When the rice is ready melt in the butter and cream along with the cheese. Taste and adjust salt and pepper. That's it...serve. 

The skin you have kept have two choices. If you are adept you can fry it to crisp in a little oil and crumble the crackling on the risotto just before serving, or if you are a selfish cad like I, you can save it and fry it up for yourself and have with the leftover risotto the next day. 

This combo is dinner party ready and with some veg on the plate and absolutely beautiful presentation. 

(Thanks again to my Datalounge edit team who pointed out to me the many typos in this post. I can cook, but I clearly can't type or spell sometimes. I do appreciate the email allowing me to correct my editorial errors)

Friday, January 15, 2010

Broccoli Tacos

Ever since my friend Alan introduced me to the
pleasure of the tortilla I have been warming the tender flour tortilla in butter and stuffing it with all manner of things. Everything is better in a tortilla.

Last night one of my neighbors came over in a panic. She had gone into labor and could not reach her mother. With her husband in the military she was alone with her 8 year old. I got Kaitlin and she hopped in a taxi to run off and have her baby.

Never ask an 8 year old 'What do you want for dinner?' Macaroni and cheese or tacos was the strong reply.

I looked in the frig, tortillas of course, cheese of course, no meat. No canned beans, nothing one might think of as taco.

I told her, 'I have broccoli.'

'So make broccoli tacos.'

How could I not have thought of it?

These turned out to be so incredibly delicious I had to share. Broccoli and cheddar have a natural affinity for one another and the entire dish was a pleasure, and a healthy one.

1 head of broccoli chopped, stem peeled and chopped as well.
1 tablespoon olive oil
Chili powder

1/2 ounce of cheddar per tortilla

Toss broccoli in olive oil with salt and a good sprinkling of chili powder. 400 degree oven for 15 minutes.

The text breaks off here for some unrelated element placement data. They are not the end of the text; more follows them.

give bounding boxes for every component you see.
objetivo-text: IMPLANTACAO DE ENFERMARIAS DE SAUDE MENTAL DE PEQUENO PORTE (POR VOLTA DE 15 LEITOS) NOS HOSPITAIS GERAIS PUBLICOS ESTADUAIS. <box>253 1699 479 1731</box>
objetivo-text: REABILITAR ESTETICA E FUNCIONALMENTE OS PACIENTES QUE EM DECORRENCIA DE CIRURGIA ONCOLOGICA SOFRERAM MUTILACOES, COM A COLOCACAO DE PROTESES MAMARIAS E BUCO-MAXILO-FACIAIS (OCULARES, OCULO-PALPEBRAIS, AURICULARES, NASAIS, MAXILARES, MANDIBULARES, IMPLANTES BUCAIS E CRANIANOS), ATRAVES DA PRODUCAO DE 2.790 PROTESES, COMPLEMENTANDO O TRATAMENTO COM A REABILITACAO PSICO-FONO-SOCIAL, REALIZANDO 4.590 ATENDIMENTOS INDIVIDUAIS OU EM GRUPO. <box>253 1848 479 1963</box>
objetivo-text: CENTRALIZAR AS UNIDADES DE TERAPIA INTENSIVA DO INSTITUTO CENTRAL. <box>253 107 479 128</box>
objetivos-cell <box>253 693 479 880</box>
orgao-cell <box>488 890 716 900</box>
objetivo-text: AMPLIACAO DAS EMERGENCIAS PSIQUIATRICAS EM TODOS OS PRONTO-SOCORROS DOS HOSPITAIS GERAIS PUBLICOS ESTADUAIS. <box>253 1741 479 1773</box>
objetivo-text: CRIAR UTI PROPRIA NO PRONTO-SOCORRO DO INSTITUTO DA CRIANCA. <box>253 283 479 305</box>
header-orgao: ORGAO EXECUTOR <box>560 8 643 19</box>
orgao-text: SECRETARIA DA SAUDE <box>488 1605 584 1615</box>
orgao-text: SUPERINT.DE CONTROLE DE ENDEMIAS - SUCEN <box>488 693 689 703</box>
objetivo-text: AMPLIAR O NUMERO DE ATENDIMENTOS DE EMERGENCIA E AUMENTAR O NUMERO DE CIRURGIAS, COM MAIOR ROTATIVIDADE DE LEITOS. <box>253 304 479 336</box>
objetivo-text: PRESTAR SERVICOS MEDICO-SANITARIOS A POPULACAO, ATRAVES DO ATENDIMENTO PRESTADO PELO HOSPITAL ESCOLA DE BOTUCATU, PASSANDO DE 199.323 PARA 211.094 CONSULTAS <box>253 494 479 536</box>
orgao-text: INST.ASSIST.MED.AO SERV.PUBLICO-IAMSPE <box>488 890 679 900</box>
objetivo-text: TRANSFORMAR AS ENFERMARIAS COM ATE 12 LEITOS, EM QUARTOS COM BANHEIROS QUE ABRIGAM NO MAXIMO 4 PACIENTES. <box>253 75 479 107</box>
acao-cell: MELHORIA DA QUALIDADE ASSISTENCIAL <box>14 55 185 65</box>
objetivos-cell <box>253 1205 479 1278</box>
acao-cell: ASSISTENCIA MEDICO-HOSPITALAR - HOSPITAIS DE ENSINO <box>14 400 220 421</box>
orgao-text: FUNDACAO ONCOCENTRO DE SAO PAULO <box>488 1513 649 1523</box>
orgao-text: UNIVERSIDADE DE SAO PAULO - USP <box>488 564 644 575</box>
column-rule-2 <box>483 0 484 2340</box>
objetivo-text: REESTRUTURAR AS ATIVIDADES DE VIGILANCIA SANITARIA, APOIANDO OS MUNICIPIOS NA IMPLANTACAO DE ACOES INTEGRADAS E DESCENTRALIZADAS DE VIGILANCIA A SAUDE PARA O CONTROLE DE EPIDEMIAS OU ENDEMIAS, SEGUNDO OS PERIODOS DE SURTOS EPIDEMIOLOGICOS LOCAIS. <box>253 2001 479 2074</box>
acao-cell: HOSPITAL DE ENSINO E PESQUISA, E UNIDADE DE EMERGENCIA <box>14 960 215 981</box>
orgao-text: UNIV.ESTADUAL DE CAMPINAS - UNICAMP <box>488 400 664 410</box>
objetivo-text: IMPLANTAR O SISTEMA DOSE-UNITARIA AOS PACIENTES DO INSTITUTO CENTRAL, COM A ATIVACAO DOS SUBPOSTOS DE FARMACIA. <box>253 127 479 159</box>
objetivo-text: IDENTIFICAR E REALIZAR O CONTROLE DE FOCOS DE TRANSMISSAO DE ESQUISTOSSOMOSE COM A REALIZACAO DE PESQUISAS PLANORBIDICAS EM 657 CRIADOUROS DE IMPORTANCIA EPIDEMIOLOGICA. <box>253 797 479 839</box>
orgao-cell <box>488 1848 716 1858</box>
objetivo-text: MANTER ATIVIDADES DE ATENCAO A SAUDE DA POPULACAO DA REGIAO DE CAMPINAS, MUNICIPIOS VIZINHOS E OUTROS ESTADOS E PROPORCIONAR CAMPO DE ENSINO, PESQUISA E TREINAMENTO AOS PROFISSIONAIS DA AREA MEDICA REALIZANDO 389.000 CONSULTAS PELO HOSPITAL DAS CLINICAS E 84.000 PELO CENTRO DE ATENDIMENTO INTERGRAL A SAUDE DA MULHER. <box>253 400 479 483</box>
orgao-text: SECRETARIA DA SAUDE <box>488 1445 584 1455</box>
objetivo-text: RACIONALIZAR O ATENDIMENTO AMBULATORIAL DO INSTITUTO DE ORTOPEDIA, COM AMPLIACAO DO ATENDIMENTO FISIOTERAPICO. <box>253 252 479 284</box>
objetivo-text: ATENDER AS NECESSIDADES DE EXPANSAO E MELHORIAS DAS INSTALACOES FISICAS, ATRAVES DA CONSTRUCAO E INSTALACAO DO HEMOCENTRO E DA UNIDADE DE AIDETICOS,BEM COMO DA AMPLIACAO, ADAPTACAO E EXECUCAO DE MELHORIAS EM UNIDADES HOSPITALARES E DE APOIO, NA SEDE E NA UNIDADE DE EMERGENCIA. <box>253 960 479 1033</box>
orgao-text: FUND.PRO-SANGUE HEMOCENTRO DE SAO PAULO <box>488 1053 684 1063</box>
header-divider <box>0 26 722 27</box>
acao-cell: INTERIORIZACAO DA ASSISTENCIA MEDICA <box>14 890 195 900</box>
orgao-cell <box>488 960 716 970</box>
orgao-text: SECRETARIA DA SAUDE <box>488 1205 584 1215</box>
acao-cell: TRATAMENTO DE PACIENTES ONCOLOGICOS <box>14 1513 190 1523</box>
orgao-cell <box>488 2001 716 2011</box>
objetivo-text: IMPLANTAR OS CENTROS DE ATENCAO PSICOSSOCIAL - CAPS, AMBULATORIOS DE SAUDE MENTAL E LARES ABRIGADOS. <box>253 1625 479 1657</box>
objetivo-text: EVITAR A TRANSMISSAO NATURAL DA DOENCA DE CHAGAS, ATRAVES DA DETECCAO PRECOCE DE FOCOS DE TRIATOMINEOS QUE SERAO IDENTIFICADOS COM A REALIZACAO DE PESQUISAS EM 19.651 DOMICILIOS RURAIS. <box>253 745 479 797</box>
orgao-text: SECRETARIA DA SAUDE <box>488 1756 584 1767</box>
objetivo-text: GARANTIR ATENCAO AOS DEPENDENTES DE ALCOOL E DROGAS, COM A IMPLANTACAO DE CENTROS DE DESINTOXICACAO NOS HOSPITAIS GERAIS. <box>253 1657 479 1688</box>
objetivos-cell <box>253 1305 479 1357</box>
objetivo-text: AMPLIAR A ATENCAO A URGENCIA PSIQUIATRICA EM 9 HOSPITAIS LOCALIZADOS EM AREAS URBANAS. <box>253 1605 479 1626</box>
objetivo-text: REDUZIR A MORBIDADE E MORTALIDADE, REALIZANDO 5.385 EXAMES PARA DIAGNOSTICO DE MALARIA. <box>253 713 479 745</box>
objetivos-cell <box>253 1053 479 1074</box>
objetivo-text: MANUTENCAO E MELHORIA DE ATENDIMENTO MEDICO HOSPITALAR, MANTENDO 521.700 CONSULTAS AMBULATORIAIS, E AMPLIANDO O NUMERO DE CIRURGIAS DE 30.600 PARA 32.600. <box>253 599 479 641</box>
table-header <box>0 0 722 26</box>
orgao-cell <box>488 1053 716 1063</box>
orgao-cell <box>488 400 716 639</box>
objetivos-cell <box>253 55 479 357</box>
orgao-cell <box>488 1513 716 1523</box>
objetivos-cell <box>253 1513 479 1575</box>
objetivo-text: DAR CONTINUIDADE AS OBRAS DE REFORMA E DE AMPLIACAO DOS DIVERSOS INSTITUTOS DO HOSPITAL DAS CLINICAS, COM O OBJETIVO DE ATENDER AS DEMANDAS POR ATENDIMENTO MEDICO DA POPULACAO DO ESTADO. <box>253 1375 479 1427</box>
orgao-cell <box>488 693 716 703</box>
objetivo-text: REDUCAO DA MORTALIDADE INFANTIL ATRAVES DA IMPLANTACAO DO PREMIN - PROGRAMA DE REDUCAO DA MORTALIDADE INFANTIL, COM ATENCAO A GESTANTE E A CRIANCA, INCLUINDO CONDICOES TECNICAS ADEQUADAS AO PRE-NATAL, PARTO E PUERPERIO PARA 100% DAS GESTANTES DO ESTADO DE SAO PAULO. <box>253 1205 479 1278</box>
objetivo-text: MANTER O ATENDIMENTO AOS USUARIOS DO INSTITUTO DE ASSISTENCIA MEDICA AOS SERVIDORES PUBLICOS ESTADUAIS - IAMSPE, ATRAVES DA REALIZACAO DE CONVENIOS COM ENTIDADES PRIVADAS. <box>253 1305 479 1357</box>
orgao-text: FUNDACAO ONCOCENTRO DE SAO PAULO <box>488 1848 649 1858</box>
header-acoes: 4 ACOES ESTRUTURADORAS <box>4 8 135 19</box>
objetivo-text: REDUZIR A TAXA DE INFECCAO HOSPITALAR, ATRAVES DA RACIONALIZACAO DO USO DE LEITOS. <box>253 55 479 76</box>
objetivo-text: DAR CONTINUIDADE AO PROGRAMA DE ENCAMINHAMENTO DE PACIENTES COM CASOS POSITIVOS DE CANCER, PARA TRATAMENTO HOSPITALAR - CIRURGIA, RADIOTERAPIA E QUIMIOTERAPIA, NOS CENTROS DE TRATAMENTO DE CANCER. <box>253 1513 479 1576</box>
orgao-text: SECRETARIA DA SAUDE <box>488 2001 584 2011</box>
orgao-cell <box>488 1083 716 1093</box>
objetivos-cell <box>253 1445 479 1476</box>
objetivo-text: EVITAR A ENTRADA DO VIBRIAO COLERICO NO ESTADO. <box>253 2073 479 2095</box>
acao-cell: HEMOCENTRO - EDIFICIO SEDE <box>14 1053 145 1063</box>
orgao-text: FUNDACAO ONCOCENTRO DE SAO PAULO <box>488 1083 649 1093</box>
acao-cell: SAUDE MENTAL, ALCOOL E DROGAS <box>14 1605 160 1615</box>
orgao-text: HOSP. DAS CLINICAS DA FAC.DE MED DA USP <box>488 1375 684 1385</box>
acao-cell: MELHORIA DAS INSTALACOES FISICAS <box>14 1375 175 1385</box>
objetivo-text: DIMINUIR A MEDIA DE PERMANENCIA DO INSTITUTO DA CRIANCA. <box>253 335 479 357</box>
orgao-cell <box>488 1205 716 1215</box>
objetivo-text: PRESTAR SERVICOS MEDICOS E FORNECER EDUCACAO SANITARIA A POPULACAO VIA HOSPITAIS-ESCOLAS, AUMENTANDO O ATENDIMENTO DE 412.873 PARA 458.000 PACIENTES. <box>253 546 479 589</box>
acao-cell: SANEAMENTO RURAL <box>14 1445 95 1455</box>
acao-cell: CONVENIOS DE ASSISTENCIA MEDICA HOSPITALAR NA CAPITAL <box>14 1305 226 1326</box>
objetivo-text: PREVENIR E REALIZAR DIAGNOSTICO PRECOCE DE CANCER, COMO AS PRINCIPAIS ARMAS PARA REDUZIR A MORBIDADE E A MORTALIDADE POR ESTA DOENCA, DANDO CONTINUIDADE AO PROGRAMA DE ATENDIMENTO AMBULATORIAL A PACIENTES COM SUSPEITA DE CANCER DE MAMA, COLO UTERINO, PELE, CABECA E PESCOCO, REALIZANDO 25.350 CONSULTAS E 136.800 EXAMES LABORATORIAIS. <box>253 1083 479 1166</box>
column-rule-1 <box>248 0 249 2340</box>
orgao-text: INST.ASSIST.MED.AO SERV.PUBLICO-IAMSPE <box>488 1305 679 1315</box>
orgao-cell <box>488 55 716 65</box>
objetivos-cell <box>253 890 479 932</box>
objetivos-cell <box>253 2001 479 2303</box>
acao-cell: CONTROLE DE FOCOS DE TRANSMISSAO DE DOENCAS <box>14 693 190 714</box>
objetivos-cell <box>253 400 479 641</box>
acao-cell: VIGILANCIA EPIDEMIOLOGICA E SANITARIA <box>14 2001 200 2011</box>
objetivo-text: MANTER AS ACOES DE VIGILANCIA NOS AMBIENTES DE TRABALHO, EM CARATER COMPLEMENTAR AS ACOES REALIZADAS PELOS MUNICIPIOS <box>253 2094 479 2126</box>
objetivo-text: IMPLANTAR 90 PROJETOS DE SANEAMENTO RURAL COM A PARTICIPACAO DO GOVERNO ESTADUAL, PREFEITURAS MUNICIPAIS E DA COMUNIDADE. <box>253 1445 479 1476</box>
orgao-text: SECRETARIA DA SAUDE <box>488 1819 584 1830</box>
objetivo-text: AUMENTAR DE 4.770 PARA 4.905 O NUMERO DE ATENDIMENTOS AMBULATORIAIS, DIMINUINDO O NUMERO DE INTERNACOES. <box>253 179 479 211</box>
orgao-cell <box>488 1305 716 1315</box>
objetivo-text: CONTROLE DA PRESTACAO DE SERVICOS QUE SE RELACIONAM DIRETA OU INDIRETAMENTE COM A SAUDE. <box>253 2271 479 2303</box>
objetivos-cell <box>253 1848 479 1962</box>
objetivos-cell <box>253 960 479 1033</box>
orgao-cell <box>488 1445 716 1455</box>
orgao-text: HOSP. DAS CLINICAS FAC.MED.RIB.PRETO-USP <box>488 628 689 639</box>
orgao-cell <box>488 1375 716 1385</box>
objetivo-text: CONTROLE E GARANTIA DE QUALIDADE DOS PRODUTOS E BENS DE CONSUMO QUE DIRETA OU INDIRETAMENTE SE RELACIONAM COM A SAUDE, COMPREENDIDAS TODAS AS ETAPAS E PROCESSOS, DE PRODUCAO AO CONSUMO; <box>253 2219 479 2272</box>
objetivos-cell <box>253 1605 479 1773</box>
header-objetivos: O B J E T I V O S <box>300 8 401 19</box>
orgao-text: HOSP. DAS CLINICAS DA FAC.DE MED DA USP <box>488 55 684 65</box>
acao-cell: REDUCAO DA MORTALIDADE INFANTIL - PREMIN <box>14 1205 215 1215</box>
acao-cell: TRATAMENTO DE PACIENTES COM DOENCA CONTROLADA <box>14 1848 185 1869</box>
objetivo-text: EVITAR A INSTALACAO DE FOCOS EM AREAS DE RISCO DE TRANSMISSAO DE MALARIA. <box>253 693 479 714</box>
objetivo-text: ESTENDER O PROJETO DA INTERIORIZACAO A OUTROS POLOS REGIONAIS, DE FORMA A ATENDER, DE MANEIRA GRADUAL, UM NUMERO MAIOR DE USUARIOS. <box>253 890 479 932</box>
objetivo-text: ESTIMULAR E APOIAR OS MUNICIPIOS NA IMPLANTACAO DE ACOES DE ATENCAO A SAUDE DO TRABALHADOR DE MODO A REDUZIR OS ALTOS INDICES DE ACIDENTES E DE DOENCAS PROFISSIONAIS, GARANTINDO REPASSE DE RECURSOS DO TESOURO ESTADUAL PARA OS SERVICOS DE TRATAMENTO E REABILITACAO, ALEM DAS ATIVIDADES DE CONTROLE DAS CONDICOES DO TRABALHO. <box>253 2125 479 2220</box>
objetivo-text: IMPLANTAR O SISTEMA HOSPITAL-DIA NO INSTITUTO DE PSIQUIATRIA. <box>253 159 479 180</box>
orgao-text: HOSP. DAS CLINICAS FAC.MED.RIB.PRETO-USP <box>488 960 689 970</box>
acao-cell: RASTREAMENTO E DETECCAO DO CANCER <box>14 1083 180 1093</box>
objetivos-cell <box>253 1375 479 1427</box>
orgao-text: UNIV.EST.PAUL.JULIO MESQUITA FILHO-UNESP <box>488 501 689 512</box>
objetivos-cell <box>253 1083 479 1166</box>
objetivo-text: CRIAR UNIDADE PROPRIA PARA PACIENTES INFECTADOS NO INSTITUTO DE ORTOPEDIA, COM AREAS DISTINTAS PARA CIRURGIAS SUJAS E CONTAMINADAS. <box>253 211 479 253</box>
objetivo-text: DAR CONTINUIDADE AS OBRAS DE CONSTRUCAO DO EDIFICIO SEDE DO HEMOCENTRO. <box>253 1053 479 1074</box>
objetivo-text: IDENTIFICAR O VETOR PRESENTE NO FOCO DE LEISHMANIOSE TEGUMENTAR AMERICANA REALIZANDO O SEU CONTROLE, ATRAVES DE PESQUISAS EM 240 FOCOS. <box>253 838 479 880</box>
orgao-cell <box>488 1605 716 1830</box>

Warm tortillas in butter and melt a sprinkling of cheese on each one. Stuff with broccoli and sit down with your favorite 8 year old for tacos. These are so good you will find yourself making them again for the adults in your lives.

Several hours later when her Grandma came to pick her up my sleepy friend thanked me for one of the best dinners EVER!

Friday, January 1, 2010

Zucchini and Tomato Salad

In the winter the quality of vegetables can be less than those wonderful organic local vegetables you buy at the Farm Markets during the summer. Local root vegetables are available year round but every once in a while you need the fresh light taste of summer.

It is at this time many of you have resolved to lose a few pounds and you head to the vegetables to do this. It helps to buy organic and tomatoes need to be kept on the counter for a few days to fully ripen before using. Often the Roma tomatoes will be a better winter choice but use what you like.

This tomato zucchini salad uses vegetables that are lightly caramelized. This ups the flavor profile.  It is a favorite of mine when I am in the mood for a light supper.

This recipe will serve 4 as an appetizer.

2 large zucchini
6 tomatoes
1/4 lb Bulgarian Feta (If you can't get the fresh Bulgarian style any will do.)
A drizzle of good balsamic*
A drizzle of good olive oil**

Thinly slice the round ends off of the tomatoes (use them in soup) and cut in halves or thirds depening on the size.

Wash and thickly slice the zucchini.

Brush two pans (cast iron or nonstick) with oil. Using one for each vegetable make the pans hot and sear the cut ends of the vegetables. Arrange on plates and while warm  sprinkle lightly with salt and crumble a little feta over each one.

Give a light drizzle of olive oil and do the same with the balsamic.


* Most balsamic vinegar sold these days is fake. Read the label, if it includes wine vinegar and caramel color it is not legit. Not a single balsamic sold at Trader Joe's is legit. It will separate and spoil and does not taste the same.

**As the New York Times reported (of 73 olive oils ... in the U.S. Only 4 per cent were pure olive oil. The rest were adulterated" - New York Times) many if not most of the cheap olive oils, even the extra virgin were actually Canola oil and some color or a blend.  Good Olive oil is not cheap and it should have a strong taste, often peppery.